Ive been thinking a lot lately about how and when money becomes relevant to an economy. People produce things and trade for money. So money is a claim on economic goods and implies that the person with a claim created something and has not yet consumed it, but wants to consume it in a different form later. Then i think about how perverse it is to sever the link between production and the claim on what is produced, which is essentially what happens under inflation. And to think people think this will "jumpstart" an economy!

HaynesBE said...

Hi z,
Welcome back.

I think the connection between money and production is even tighter than being a "claim." Starting from barter, one commodity--one form of production embodied in a physical substance, i.e.wealth--gradually evolved as the commodity which everyone was willing to accept as the "middle man" for trade. That medium of exchange was gold. Proper money is not just a claim to wealth but actually IS wealth, a commodity with real market value. Wealth is properly a claim only on other wealth. To exchange voluntarily is free trade.
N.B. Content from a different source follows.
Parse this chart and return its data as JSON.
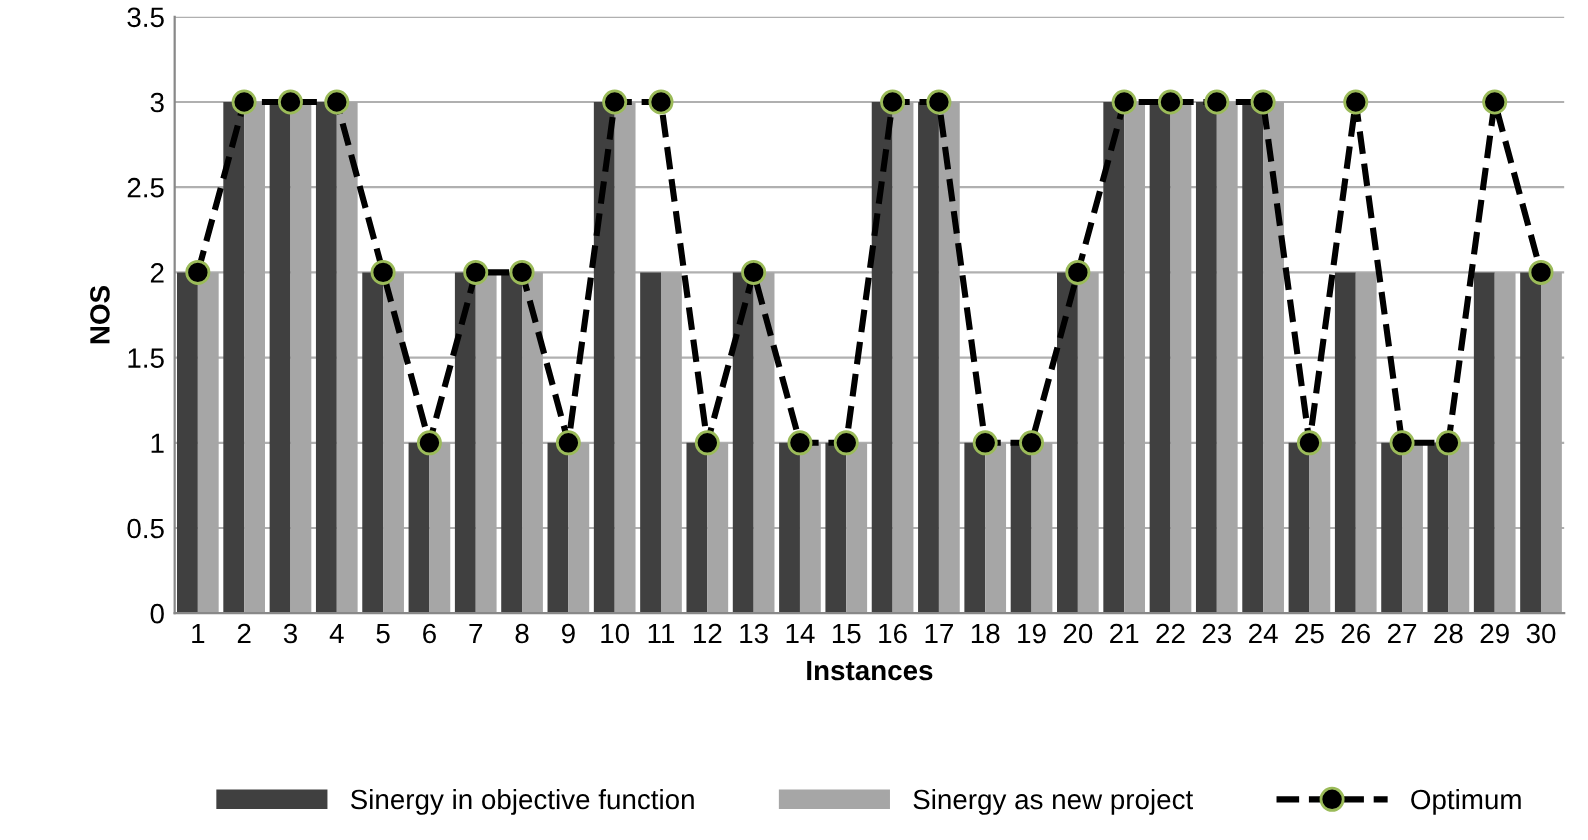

To exchange via coercion or fraud (paper unbacked by actual wealth) is theft.

Anonymous said...

thanks, i never left, but i've been too busy to comment. i see what you're saying but my claim idea is based on the difference between money and wealth. money is wealth, whereas wealth is more general, and money is a kind of wealth, a good that has a specific function. can openers are wealth that do one thing, open cans. money is wealth that does certain specific things, as well. it is a store of value (as i know you know). it is a means of exchange only because it is a store of value. wealth is produced, but before it can be traded, it must be stored. say, wheat. you produce it and then lock the value in some money, and carry it to best buy to trade for an ipod. being that money is useless without a continuous supply of production (have you ever read "alas babylon"?) money qua a means of exchange acts as a claim system under which producers can store their wealth and claim it back in another form (thanks to the division of labor). the irrationality of today thinks that you can produce wealth by giving people claims to take and consume wealth when they have not produced a corresponding wealth. this removes the very substance we're trying to make more of. it is responsible for the mass malinvestment of wealth, as shown by the crisis in housing. a personal anecdote, my friend sells exotic automobiles, the kind that you pay for 3 years before it is made. he said his best customer was typically a real-estate developer and contractor. this is an example of how credit expansion slowly destroys capital accumulation. sorry for the digression. keep up the good work.

HaynesBE said...

z,
Thanks for the elaboration-not at all a digression. i understand better the point you were making and fully agree.
I recently read something which illustrated that it is not debt per se that is the problem, but unbacked debt--uncollateralized or fractionally collateralized. It's not credit but credit expansion that artificially increases the money supply and leads to instability which we experience as boom-bust. Just one more way of comprehending economic cause and effect.